Approximately $504,000
Since the two houses are the same size, to predict the expected difference in selling prices we should use -$10,840.04/mile, the net effect of distance on selling price (that is, the effect of distance on selling price controlling for house size), which can be found in the multiple regression model. House B is five miles closer to Boston than House A so House B’s expected selling price is: House A’s selling price+net effect of distance on selling price ≈ $450,000+$10,840.04(5 miles) ≈ $450,000+$54,200.20 ≈ $504,200.20
In single variable regression, to measure the predictive power of a single independent variable we used R2 : the percentage of the variation in the dependent variable explained by the independent variable. For multiple regression models, we will rely on ______
Adjusted R2
Adjusted R2
A measure of the explanatory power of a regression analysis.
Adjusted R-squared = R-squared multiplied by an adjustment factor that decreases slightly as each independent variable is added to a regression model.
Unlike R-squared, which can never decrease when a new independent variable is added to a regression model, Adjusted R-squared drops when an independent variable is added that does not improve the model’s true explanatory power. Adjusted R2 should always be used when comparing the explanatory power of regression models that have different numbers of independent variables.
***R2 can only stay the same or increase. —> This is why we need Adjusted R2
In the case below, since the adjusted R-squared of the multiple regression
of price versus house size and distance is greater than the adjusted R-squared of either single variable regression, we can conclude that we gained real explanatory power by incorporating both independent variables
How should single variable regression models and multiple regression models be interpreted?
Recall that residuals represent the differences between the actual and predicted values of the dependent variable (selling price in this case).
The house size residual plots for multiple and single variable linear regression represent different quantities:
- the residual plot for the single variable regression gives us insight into the gross relationship between price and house size;
- and the residual plot for multiple regression gives us insight into the net relationship between price and house size, controlling for distance.
The residual plots for the independent variable distance from Boston (the two plots on the right side in the panel) should be interpreted similarly:
- the residual plot for single variable regression gives us insight into the gross relationship between price and distance;
- and the residual plot for multiple regression gives insight into the net relationship between price and distance, controlling for house size.
P-Value + Multiple Regression
As in single variable linear regression, we must inspect the p-value of each independent variable to assess whether its relationship with the dependent variable is significant.
If the p-value is less than 0.05 for each of the independent variables, we can be 95% confident that the true coefficients of each of the independent variables are not zero.

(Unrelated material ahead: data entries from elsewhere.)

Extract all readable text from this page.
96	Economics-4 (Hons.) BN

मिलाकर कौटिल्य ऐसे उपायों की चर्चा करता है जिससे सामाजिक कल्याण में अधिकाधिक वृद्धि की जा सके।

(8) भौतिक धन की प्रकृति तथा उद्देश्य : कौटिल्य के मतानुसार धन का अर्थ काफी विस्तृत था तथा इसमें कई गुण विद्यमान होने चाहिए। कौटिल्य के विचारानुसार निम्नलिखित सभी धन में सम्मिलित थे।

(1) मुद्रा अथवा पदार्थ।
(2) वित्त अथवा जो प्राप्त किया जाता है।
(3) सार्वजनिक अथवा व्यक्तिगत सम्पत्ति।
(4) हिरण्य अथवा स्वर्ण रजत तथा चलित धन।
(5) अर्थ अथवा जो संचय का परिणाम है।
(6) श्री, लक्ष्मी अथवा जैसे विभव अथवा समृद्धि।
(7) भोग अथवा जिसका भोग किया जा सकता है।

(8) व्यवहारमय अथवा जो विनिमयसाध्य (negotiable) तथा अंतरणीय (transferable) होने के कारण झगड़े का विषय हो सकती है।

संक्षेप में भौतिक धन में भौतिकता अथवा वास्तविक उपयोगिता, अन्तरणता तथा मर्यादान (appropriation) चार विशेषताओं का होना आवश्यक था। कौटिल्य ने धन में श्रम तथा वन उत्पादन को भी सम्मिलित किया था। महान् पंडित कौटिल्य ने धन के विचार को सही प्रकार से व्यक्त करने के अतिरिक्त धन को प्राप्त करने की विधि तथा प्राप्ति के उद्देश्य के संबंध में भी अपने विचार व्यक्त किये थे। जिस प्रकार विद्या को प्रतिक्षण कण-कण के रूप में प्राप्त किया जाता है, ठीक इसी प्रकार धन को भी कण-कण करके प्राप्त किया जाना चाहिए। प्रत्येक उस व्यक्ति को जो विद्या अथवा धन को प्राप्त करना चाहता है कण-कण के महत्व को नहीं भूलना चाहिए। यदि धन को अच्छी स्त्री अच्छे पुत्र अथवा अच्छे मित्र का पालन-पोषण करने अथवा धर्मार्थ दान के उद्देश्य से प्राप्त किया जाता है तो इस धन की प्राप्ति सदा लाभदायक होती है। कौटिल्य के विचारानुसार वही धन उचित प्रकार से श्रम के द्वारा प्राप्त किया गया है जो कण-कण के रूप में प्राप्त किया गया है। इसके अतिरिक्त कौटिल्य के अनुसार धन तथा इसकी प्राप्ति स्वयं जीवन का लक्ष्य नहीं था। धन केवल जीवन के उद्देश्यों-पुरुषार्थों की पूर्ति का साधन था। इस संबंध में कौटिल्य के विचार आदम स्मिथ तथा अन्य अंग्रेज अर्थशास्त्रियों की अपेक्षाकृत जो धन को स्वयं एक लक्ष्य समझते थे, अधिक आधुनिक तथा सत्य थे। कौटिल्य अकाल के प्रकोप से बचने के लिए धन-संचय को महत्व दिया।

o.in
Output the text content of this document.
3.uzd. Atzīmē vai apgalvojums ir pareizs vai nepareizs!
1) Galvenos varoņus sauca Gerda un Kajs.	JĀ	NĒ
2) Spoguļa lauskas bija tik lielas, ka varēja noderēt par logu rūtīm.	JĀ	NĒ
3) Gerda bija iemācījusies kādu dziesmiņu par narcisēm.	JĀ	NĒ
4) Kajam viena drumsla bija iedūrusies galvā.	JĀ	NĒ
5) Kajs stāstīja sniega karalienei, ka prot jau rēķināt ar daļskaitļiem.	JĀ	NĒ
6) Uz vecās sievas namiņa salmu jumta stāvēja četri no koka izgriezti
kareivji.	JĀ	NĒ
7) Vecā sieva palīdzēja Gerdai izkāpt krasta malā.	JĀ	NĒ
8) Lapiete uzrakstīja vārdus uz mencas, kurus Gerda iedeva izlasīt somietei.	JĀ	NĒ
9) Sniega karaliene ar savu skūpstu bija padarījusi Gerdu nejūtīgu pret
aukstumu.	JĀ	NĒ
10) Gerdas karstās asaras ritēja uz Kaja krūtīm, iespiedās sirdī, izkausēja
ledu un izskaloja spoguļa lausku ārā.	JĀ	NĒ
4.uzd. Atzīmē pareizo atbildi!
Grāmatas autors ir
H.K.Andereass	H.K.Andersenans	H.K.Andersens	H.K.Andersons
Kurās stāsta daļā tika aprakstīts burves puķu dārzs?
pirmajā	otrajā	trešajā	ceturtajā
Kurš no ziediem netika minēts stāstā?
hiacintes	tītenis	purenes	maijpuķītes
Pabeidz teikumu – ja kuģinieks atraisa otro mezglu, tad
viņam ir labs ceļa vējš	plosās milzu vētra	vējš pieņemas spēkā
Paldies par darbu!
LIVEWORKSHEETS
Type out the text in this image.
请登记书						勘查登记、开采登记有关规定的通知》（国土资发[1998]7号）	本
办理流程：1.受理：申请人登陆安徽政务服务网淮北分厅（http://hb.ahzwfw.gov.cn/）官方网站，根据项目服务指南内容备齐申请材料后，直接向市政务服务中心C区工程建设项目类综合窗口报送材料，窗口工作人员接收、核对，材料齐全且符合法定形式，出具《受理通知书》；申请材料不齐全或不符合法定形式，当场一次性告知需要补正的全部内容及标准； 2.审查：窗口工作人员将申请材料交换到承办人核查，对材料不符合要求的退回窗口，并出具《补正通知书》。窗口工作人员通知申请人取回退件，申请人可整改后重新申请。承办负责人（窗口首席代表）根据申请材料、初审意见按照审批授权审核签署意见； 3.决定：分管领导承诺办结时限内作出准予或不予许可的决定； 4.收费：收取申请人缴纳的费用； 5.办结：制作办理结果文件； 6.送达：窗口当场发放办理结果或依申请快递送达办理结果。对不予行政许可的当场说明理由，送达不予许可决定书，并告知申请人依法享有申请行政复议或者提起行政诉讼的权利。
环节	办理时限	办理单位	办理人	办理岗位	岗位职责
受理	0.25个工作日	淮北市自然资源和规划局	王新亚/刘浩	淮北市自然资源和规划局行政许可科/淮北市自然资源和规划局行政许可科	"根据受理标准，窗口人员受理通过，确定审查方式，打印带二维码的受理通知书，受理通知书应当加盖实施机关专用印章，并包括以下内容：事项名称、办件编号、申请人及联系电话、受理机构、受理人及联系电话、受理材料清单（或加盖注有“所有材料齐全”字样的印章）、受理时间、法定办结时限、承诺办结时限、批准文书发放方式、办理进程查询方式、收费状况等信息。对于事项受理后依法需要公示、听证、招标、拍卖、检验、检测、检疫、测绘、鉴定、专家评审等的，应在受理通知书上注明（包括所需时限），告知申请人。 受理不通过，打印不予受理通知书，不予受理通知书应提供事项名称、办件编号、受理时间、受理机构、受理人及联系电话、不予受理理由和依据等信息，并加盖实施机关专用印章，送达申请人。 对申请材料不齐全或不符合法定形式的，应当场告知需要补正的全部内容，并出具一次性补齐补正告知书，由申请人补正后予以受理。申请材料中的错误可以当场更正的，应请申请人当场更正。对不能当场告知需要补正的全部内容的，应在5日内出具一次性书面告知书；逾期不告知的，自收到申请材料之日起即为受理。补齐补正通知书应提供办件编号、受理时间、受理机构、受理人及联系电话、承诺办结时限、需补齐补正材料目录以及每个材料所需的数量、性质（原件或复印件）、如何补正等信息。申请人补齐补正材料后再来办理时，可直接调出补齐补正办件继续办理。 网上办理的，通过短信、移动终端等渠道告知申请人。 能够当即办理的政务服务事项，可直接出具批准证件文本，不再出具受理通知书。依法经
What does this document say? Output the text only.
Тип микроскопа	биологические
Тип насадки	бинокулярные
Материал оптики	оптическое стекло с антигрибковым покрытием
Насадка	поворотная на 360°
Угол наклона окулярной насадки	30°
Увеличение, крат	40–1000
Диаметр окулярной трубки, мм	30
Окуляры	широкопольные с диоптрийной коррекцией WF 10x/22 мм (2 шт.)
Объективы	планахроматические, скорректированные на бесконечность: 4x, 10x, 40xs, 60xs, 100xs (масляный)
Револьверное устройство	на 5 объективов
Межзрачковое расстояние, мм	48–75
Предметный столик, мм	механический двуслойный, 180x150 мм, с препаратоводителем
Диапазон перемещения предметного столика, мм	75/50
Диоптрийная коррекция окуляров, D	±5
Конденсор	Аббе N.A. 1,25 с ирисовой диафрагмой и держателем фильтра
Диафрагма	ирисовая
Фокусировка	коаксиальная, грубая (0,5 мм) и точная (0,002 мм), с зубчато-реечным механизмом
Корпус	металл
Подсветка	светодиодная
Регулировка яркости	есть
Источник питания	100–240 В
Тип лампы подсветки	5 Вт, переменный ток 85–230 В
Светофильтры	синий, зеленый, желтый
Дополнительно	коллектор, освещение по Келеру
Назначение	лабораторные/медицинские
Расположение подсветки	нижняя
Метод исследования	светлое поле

In other words, we can be confident that there is a significant linear relationship between the dependent variable and the independent variables.
Yes
Since the p-value for the independent variable (house size), 0.0000, is less than 0.05, we can be confident that the relationship between price and house size is significant. Recall that the p-value for the intercept does not determine the significance of the relationship between the dependent and independent variable, so even though the p-value for the intercept is greater than 0.05, we can still say that the relationship between price and house size is significant.
Yes
The p-values for the independent variables (house size and distance), 0.0000 and 0.0033, respectively, are less than 0.05, so we can be confident that the relationship between price, house size, and distance is significant.